"Saya ingin menulis. Tapi entah kenapa setiap kali menuangkan ide dalam tulisan selalu buntu?"
"Banyak ide sebenarnya yang berseliweran. Saat ngobrol, di jalanan, saat sedang melamun. Eh, saat berada di depan laptop, lha kok gak keluar-keluar. Bikin lead saja susahnya minta ampun."
"Sebenarnya waktu terbaik untuk menulis itu jam berapakah?"
Begitu sederet pertanyaan dari sejumlah teman. Mereka yang berhasrat untuk menulis namun masih menemui kekakuan. Masih kurang percaya diri. Buntutnya, tulisan gak jadi-jadi.
Saya selalu membesarkan hati mereka. Jika yang mereka alami, juga seperti yang saya alami. Sangat manusiawi. Saya pun juga sering mampet. Gak punya ide untuk menulis.
Pun ketika menuangkannya, juga tidak selalu lancar.
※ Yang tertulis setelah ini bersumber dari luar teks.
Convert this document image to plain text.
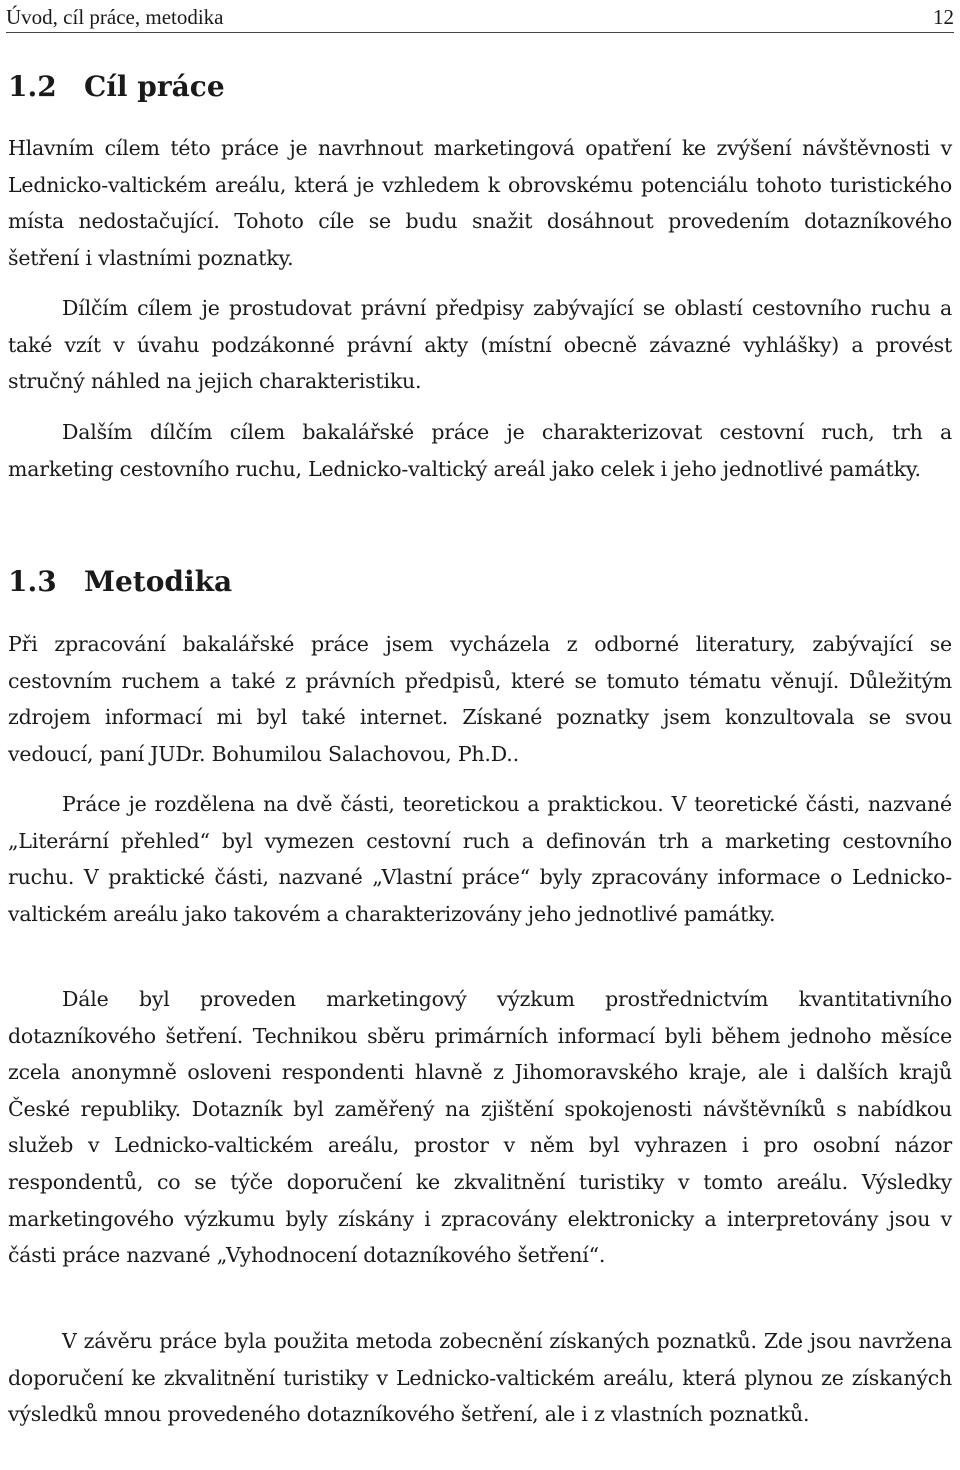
Úvod, cíl práce, metodika	12
1.2 Cíl práce

Hlavním cílem této práce je navrhnout marketingová opatření ke zvýšení návštěvnosti v Lednicko-valtickém areálu, která je vzhledem k obrovskému potenciálu tohoto turistického místa nedostačující. Tohoto cíle se budu snažit dosáhnout provedením dotazníkového šetření i vlastními poznatky.

Dílčím cílem je prostudovat právní předpisy zabývající se oblastí cestovního ruchu a také vzít v úvahu podzákonné právní akty (místní obecně závazné vyhlášky) a provést stručný náhled na jejich charakteristiku.

Dalším dílčím cílem bakalářské práce je charakterizovat cestovní ruch, trh a marketing cestovního ruchu, Lednicko-valtický areál jako celek i jeho jednotlivé památky.

1.3 Metodika

Při zpracování bakalářské práce jsem vycházela z odborné literatury, zabývající se cestovním ruchem a také z právních předpisů, které se tomuto tématu věnují. Důležitým zdrojem informací mi byl také internet. Získané poznatky jsem konzultovala se svou vedoucí, paní JUDr. Bohumilou Salachovou, Ph.D..

Práce je rozdělena na dvě části, teoretickou a praktickou. V teoretické části, nazvané „Literární přehled“ byl vymezen cestovní ruch a definován trh a marketing cestovního ruchu. V praktické části, nazvané „Vlastní práce“ byly zpracovány informace o Lednicko-valtickém areálu jako takovém a charakterizovány jeho jednotlivé památky.

Dále byl proveden marketingový výzkum prostřednictvím kvantitativního dotazníkového šetření. Technikou sběru primárních informací byli během jednoho měsíce zcela anonymně osloveni respondenti hlavně z Jihomoravského kraje, ale i dalších krajů České republiky. Dotazník byl zaměřený na zjištění spokojenosti návštěvníků s nabídkou služeb v Lednicko-valtickém areálu, prostor v něm byl vyhrazen i pro osobní názor respondentů, co se týče doporučení ke zkvalitnění turistiky v tomto areálu. Výsledky marketingového výzkumu byly získány i zpracovány elektronicky a interpretovány jsou v části práce nazvané „Vyhodnocení dotazníkového šetření“.

V závěru práce byla použita metoda zobecnění získaných poznatků. Zde jsou navržena doporučení ke zkvalitnění turistiky v Lednicko-valtickém areálu, která plynou ze získaných výsledků mnou provedeného dotazníkového šetření, ale i z vlastních poznatků.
Tak bisa seperti luapan air bah. Mengalir deras. Saya juga sering berhenti menulis di tengah jalan. Tidak melanjutkan untuk beberapa saat.
Banyak orang bisa menulis atau melahirkan karya karena terdorong perasaan gelisah. Seperti halnya diakui Raditya Dika, komedian dan penulis buku-buku bestseller.
Radit, begitu sapaannya, menjadikan kegelisahan sebagai momen yang asyik dan paripurna untuk berkarya. Hampir semua materi stand up comedy Radit dilatarbelakangi oleh kegelisahan.
Kegelisahan, bagi Radit, adalah jembatan untuk mengayak pengalaman-pengalamannya. Dari yang satire, heroik, gokil, dan hal-hal yang sepele. Dia membagi kegelisan sebagai hal yang pantas dinikmati.
Dari gelisah, Radit bisa menjadi representasi anak-anak muda, khususnya kaum jomblo. Yang susah banget dapat cewek dan setiap malam minggu harus sendiri. Yang kerap jadi sasaran bully.